A son retour à Metz en 1972, le bon athlète inter-régional, comme il se définit de manière modeste, revêt la tunique d’entraineur et l’explique facilement : « Je m’investissais de plus en plus aux entrainements avec les athlètes de Vittel. Je prenais goût à guider les athlètes. » Fraichement diplômé du CREPS de Nancy, Roland Simonet prodigue ses premiers conseils à un certain Jean-Pierre Masseret. C’est l’époque du SMEC, du plein emploi mais aussi du marathonien Masseret qui pousse le record personnel à 2h24 : « Il a privilégié la politique sinon il avait les 2h15 dans les pattes. »
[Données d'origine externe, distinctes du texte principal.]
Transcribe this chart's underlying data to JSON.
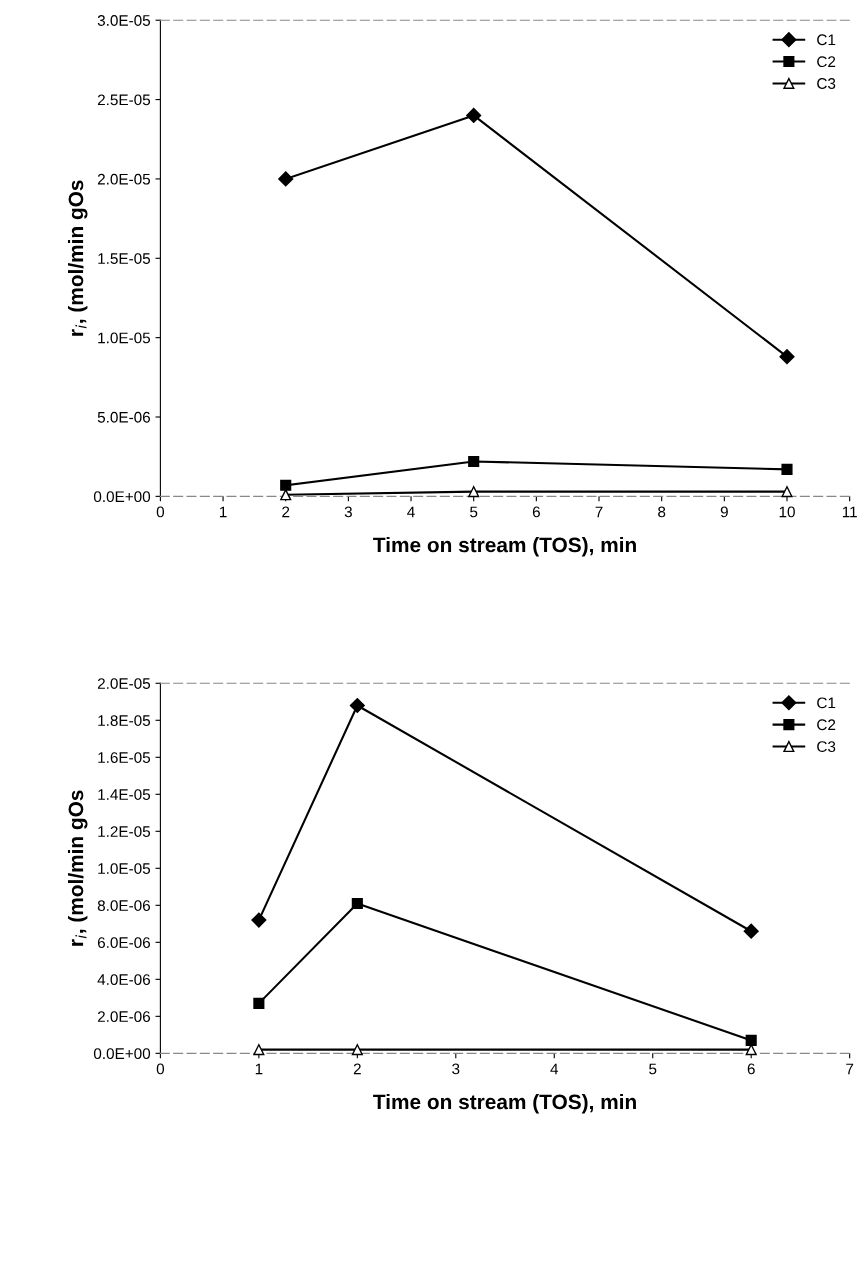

L’ancien Président du Conseil Régional de Lorraine figure comme la première pépite qui soit passée sous les ordres avisés du coach Simonet. Il ne le savait pas encore mais une longue liste, dont Bob Tahri en tête de gondole, allait s’enclencher pour celui qui traverse les époques comme on traverse un passage clouté dans les grandes métropoles : avec détermination et grande attention. Cette carrière de technicien, il l’a mené en binôme avec Chantal, sa femme avec qui il s’est marié à l’âge de 27 ans. Elle s’en est allée il y a deux ans, mais pour toujours dans les mémoires de celles et ceux qui l’ont côtoyé au club. Roland Simonet concède sur l’Amour de sa vie : « Elle connaissait l’athlétisme mieux que moi. Chantal était une véritable passionnée, une bible. »
L’Humain pour philosophie
Laurent Léger, coaché dans les décennies 80 et 90 par coach Simonet se souvient : « Il n’y avait jamais l’un sans l’autre. » Celui qui est dorénavant responsable de l’école du marathon de Metz continue de manière affectueuse : « Je l’ai connu en 1984 lors d’un 25 kilomètres à Marly pour l’inauguration du stade Delaître. Il me voit et me demande mon âge. J’avais alors 15 ans. Et il me dit « Ouais l’athlétisme ce n’est pas cela, l’athlé c’est le cross l’hiver et la piste l’été. Rendez-vous mardi 18h au stade Dezavelle ». Cette phrase et ce moment résonne encore en moi. »
C’est un fait. Passer sous sa houlette marque. Toujours dans le bon sens. Il suffit de sonder d’autres protégés comme David Maurice, champion de France Master sur 1 500 mètres ou encore Théodore Klein, 1er français au championnat du monde de course en montagne cette année. Une phrase commune revient à coup sûr : « C’est comme un deuxième père pour moi. » Maurice, 51 ans, l’a connu alors qu’il n’était qu’adolescent. Le demi-fondeur se remémore : « Il m’a apporté des chronos et une philosophie de vie. » Celle de placer l’Humain au cœur des choses : « Il faut savoir composer, reculer puis avancer », confie l’orfèvre de l’athlétisme messin qui vient de passer un demi-siècle à polir ses joyaux.